救話§『メサイア』ロイヤル・オペラ

運良くエコノミー券が入手できたので、先週の土曜日にNHKホール
でロイヤル・オペラ特別演奏会の『メサイア』を聴いてきた。NHK
ホールとはずいぶんとごぶさただった……5年ぶりくらいかな。

この日演奏されたのはモーツァルト編曲版ということだった。楽器編
成は弦五部(12-10-8-6-4)にフルート、オーボエ、クラリネット、
ファゴット各2本、ホルン2、トランペット2、トロンボーン3、テ
ィンパニ、通奏低音としてチェンバロとポジティブオルガン。合唱は
60名ほど。指揮はアントニオ・パッパーノ。

さて、昨今の風潮はオペラハウスにも及んでいるようで、弦楽器はノ
ンビブラートで演奏されるが楽器はモダンという折衷様式とでもいえ
るかと思う。

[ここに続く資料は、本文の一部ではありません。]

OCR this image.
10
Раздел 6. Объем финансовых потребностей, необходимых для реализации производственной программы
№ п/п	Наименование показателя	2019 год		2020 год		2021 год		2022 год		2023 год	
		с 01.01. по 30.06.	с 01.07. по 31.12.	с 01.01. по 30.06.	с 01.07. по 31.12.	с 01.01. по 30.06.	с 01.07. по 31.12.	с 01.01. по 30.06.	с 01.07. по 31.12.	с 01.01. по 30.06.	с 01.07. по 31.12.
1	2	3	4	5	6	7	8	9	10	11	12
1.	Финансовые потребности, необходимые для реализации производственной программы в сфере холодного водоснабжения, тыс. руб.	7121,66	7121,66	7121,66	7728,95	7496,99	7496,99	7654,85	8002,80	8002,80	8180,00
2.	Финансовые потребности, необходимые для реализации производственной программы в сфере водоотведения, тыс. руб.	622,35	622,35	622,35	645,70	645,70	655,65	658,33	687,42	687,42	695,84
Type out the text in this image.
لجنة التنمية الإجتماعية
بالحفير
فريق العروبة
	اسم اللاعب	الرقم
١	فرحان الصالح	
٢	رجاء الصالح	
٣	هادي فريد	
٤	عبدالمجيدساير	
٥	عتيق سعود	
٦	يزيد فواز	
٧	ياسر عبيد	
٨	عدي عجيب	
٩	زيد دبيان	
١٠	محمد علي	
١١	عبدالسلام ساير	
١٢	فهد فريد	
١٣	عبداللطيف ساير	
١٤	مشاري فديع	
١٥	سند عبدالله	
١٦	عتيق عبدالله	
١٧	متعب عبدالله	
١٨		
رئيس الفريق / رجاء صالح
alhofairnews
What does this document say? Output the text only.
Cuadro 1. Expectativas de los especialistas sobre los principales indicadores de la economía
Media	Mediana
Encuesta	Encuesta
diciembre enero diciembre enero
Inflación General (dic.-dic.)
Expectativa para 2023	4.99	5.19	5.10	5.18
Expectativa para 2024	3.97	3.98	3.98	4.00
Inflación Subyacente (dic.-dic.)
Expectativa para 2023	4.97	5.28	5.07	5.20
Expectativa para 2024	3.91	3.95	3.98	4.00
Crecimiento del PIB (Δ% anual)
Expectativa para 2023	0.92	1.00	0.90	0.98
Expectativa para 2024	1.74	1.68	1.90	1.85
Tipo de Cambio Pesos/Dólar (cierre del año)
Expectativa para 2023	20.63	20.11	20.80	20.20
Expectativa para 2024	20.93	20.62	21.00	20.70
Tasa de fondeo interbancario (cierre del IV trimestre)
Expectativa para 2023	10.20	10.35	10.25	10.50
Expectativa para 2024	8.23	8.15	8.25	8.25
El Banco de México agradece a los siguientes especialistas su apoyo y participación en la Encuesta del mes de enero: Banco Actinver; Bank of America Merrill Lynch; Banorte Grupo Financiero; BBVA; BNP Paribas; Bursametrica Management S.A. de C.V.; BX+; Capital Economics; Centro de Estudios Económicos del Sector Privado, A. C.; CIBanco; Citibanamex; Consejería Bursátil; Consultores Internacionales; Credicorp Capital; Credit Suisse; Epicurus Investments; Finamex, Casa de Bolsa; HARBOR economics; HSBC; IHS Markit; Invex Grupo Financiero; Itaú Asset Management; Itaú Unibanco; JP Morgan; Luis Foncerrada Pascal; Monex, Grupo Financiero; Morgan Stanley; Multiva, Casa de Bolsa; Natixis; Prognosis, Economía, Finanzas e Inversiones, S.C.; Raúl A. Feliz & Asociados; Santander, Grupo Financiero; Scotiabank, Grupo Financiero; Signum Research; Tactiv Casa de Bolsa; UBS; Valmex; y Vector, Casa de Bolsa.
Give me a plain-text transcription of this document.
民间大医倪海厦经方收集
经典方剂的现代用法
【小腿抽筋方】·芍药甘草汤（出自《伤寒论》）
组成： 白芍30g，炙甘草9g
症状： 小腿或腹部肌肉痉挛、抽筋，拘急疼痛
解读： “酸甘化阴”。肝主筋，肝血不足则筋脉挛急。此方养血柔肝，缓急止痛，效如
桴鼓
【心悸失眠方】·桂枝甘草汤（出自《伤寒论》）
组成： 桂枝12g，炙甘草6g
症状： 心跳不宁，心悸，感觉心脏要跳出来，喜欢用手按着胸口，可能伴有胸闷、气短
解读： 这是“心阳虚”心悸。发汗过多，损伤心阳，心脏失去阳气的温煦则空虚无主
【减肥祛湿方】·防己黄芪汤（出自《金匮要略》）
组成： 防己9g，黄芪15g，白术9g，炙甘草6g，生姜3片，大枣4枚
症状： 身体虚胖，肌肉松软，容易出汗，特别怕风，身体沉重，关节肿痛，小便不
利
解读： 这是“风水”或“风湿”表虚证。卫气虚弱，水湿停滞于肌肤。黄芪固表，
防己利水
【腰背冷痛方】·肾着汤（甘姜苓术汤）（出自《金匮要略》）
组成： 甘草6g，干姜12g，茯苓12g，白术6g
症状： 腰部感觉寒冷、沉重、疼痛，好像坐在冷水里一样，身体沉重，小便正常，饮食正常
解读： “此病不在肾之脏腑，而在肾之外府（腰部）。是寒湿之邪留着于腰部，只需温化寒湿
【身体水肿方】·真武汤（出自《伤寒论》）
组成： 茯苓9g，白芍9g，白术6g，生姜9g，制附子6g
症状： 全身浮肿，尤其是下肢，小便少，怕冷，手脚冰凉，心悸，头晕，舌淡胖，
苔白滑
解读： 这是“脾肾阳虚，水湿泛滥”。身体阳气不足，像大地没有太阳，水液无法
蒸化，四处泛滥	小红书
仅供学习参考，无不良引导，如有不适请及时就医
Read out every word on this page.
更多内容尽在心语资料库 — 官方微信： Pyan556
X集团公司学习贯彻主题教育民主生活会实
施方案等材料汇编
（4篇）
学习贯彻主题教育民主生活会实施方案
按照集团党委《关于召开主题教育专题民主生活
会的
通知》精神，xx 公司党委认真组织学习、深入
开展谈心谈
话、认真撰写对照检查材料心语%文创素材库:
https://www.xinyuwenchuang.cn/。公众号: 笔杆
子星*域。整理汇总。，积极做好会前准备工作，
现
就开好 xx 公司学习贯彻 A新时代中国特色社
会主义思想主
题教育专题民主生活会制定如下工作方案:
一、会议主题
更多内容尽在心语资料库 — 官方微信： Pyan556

残念ながら会場が広過ぎて、3階席中段あたりからは効
果のほどを聴き取ることはできなかった。

合唱も軽めの音色でオーケストラに追随。きちんと各々の声部が聴き
分けられ、そこはさすがにうまいもんだと感心したのだ。

というところをまとめたパッパーノは、根っからのオペラ指揮者で、
見ていて笑い出したくなるほどの手数の多さで、オケへと合唱へと、
的確かつパワフルな指示を出し続けていた。

もちろん、後半の“ハレルヤ”や“アーメン”あたりのコーラスは、
パワーを出すこともいとわなかったが、全体の仕上がりは総じて軽め
といったところ。オーケストラもあっさり薄味という印象だが、全曲
2時間半を聴き通しても疲れずというのはありがたい。

『メサイア』の実演を聴いたのはこれで2度目。最初は10年以上前の
バッハ・コレギウム・ジャパンの演奏会だった。

追記:チェンバロのあたりにコードが延びていたので、何かと思って
双眼鏡で見たら、チェンバロの真下に小型スピーカーが置かれていた
のだ。さすがに増幅していたということのようである。